Data values are compared across the system, but can be limited to specific critera (e.g., a resource type or collection) using the filters on the left side of the screen
All tools provide information based on a field or field-qualifier combination, e.g.:
- A field only (any qualifiers, or non-qualified)
- Field values with missing qualifiers (i.e., “No Qualifier Selected”)
- A field with a specific qualifier (e.g., creators labeled “author” or subjects labeled “UNTL-BS”)
- Note that creator and contributor have two options: the role (main qualifier) and the type, listed at the bottom of the list as per-type (personal name) and org-type (organizational name)
Clicking on a value will open a search for all records matching the criteria and unique value

Tool Uses

Cluster is most useful for finding:

Using algorithms
- Differences in order and punctuation in similar terms (e.g., a personal name entered inverted and not inverted)
Using sorting
- Extreme outliers in length, particularly in text fields
- Incorrect formatting for fields that have specific patterns (e.g., dates and physical descriptions)

Quality Control Example

Here are some examples of what to check specifically in a collection or set of items using the cluster tool:

Use normalizing algorithms to do a general check fields that are likely to have repeated values that should be the same, e.g.:
- serial/series titles
- names (creator, contributor, publisher)
- subjects – is there a mix of controlled and uncontrolled values that are the same?
- identifiers (e.g., for serials)
- notes (if standardized information is added)
Use pattern mask to check relevant fields that tend to follow strict formatting, e.g.:
- date
- physical description (when there isn’t a wide range of material types e.g., photo collections)
- coverage date
- coverage geocodes (place box, place point)
- identifier
Look for obvious outliers in text fields using the “length” option to see if any values are extremely short/long, e.g.:
- title
- content description
- subject
- identifier
- note
For large collections, using different kinds of length options (e.g., tokens vs. characters) can be helpful, e.g.:
- check names for extra components (e.g., educational suffixes like PhD)
- group together long values that need to be reviewd or changed (subjects, titles, etc.)
- any field where you expect to have the same number of components but not necessarily the same character length (e.g., names, controlled subject terms, etc.)
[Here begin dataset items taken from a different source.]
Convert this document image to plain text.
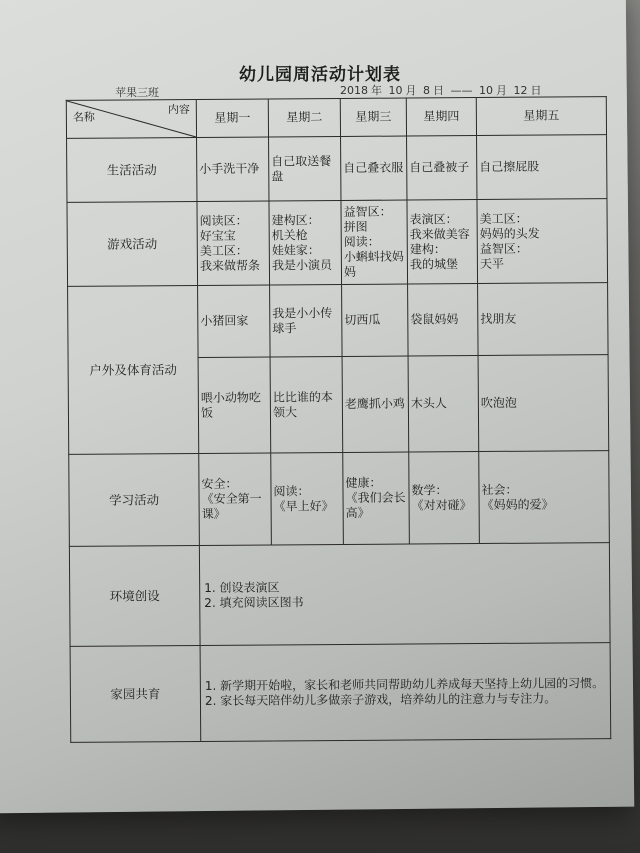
幼儿园周活动计划表
苹果三班	2018 年 10 月 8 日 —— 10 月 12 日
名称
内容	星期一	星期二	星期三	星期四	星期五
生活活动	小手洗干净	自己取送餐盘	自己叠衣服	自己叠被子	自己擦屁股
游戏活动	阅读区：
好宝宝
美工区：
我来做帮条	建构区：
机关枪
娃娃家：
我是小演员	益智区：
拼图
阅读：
小蝌蚪找妈妈	表演区：
我来做美容
建构：
我的城堡	美工区：
妈妈的头发
益智区：
天平
户外及体育活动	小猪回家	我是小小传球手	切西瓜	袋鼠妈妈	找朋友
	喂小动物吃饭	比比谁的本领大	老鹰抓小鸡	木头人	吹泡泡
学习活动	安全：
《安全第一课》	阅读：
《早上好》	健康：
《我们会长高》	数学：
《对对碰》	社会：
《妈妈的爱》
环境创设	1. 创设表演区
2. 填充阅读区图书				

家园共育	1. 新学期开始啦，家长和老师共同帮助幼儿养成每天坚持上幼儿园的习惯。
2. 家长每天陪伴幼儿多做亲子游戏，培养幼儿的注意力与专注力。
Any combination can be checked, based on what you know about the set of records or want to verify. Some values cluster together even if they are all correct (e.g., Smith, J. A. and Smith, A. J.).

Although the cluster tool can be used at any time, if you are planning a general or comprehensive check of a collection, cluster is often a good first sweep of values (after using count to enter anything missing). Cluster can show values that might need normalization before looking at a whole list if you expect it to be very long (e.g., names in a large collection with many creators).

Special Features

Experimenting with different algorithms can show different clusters

Screenshot of a the menu of algorithm and sorting options.

On the right side of the screen, a “diff” option allows you to choose two values and see an explanation highlighting the differences between them

Screenshot of hover text for cluster diff.

Tool Limitations

When values are sorted according to lengths and patterns, clusters include all values. Due to the size of individual clusters, only 100 values per cluster are listed in the display. Although this can be changed (i.e., random, most/least frequent, first/last alphabetically), for some extremely large clusters, there is no way to see all of the relevant values.